An estimated 28,000 people eat fish and chips every week as part of JD Wetherspoons' Fish Friday promotion alone.
An estimated 28,000 people eat fish and chips every week as part of JD Wetherspoons' Fish Friday promotion alone.

A European fishing body has accused an environmental pressure group of making “misleading and untrue” statements” about the industry in an attempt to influence policy-makers.

The open letter from Europeche – whose members include the Scottish Fishermen’s Federation – is addressed to the Pew Charitable Trusts, which earlier this year published a report called Turning the Tide: Ending Over-fishing in North Western Europe.

“That report contained a number of statements which are demonstrably untrue and contrary to scientific opinion,” Europeche president Javier Garat said yesterday.

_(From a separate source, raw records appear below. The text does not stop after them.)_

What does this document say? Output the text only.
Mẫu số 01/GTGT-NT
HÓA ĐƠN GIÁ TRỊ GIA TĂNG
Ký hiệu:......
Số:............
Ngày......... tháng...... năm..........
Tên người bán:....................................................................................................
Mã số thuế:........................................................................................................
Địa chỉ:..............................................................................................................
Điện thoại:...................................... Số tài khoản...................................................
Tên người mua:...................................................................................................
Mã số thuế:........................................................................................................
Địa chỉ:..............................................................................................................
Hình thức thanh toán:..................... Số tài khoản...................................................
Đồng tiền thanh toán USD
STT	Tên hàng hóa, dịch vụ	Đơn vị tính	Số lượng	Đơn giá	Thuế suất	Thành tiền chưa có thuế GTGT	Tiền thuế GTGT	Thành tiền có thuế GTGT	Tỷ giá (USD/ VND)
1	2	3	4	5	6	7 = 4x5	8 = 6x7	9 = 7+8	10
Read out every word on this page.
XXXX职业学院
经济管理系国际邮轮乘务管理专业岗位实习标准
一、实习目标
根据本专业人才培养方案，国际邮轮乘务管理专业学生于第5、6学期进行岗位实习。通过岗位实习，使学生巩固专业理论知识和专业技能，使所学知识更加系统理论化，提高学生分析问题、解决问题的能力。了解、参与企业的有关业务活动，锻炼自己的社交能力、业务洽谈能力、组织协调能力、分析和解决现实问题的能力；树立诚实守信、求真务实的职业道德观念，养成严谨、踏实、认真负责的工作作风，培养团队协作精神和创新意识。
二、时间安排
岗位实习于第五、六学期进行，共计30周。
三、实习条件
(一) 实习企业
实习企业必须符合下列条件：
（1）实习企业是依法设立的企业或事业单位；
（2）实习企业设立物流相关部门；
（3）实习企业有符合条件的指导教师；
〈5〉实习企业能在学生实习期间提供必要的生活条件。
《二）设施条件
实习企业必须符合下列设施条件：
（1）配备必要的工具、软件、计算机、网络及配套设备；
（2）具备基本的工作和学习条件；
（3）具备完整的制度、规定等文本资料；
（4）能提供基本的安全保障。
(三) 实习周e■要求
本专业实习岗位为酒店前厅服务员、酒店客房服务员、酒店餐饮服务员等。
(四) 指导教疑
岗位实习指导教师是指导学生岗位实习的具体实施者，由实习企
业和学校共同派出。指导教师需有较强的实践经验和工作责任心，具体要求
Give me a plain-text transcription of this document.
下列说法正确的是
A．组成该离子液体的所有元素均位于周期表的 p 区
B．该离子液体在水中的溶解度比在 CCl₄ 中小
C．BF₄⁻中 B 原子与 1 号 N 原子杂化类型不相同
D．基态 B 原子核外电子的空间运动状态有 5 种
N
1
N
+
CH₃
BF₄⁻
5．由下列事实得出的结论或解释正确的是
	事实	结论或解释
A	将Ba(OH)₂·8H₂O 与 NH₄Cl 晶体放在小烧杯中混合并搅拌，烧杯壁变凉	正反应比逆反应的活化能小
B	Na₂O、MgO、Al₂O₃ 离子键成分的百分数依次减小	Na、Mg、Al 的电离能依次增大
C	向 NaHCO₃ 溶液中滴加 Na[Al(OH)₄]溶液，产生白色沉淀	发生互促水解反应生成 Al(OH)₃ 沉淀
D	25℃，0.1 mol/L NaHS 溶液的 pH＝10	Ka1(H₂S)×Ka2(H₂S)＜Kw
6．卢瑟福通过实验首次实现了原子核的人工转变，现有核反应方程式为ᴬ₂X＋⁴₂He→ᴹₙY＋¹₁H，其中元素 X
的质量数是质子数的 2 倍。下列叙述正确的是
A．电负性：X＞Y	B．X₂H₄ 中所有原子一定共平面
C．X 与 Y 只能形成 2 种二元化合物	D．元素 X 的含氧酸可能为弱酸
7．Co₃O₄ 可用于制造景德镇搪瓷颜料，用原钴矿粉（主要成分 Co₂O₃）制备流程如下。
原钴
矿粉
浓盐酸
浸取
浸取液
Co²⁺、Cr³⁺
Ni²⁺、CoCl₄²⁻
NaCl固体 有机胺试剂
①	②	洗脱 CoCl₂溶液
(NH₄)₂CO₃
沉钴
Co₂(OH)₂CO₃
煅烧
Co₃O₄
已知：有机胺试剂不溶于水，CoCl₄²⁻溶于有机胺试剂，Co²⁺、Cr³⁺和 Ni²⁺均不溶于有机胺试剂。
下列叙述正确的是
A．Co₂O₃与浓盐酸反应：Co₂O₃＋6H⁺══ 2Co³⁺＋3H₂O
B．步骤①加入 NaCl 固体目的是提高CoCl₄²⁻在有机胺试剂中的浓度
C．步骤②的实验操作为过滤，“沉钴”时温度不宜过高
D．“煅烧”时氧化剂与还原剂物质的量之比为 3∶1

He added: “The motives for Pew to publish misleading and untrue statements remain obscure, but this is not a matter of misinterpretation of data or different opinion.

“These statements are clearly part of an organised coherent campaign to influence legislators.

“But they are untruths and Pew must know that they are untruths.”

Pew’s controversial report claimed fishing in north-west Europe had expanded rapidly in recent decades, and that calls by scientists and environmentalists to reduce it had been ignored.

The group also said many of the region’s fish stocks had already collapsed.

Mr Garat said Pews’ most suspect claims had no basis in fact, adding: “We all have our different opinions and different constituents to please.

“But it is becoming increasingly difficult to accept that Pew acts in good faith when it publishes deliberately misleading reports like this.”

At a recent State of the Stocks seminar in Brussels, Eskild Kirkegaard, chairman of science body the International Council for the Exploration of the Sea, said north-east Atlantic and Baltic stocks had “reacted positively” to reduced exploitation.

“We’re observing growing trends in stock sizes for most of the commercially important stocks,” he added.

Philadelphia-based Pew has its roots in charitable trusts established between 1948 and 1979 by two sons and two daughters of Sun Oil Company founder Joseph Newton Pew and his wife, Mary Anderson Pew.

The organisation did not immediately respond to a request for comment.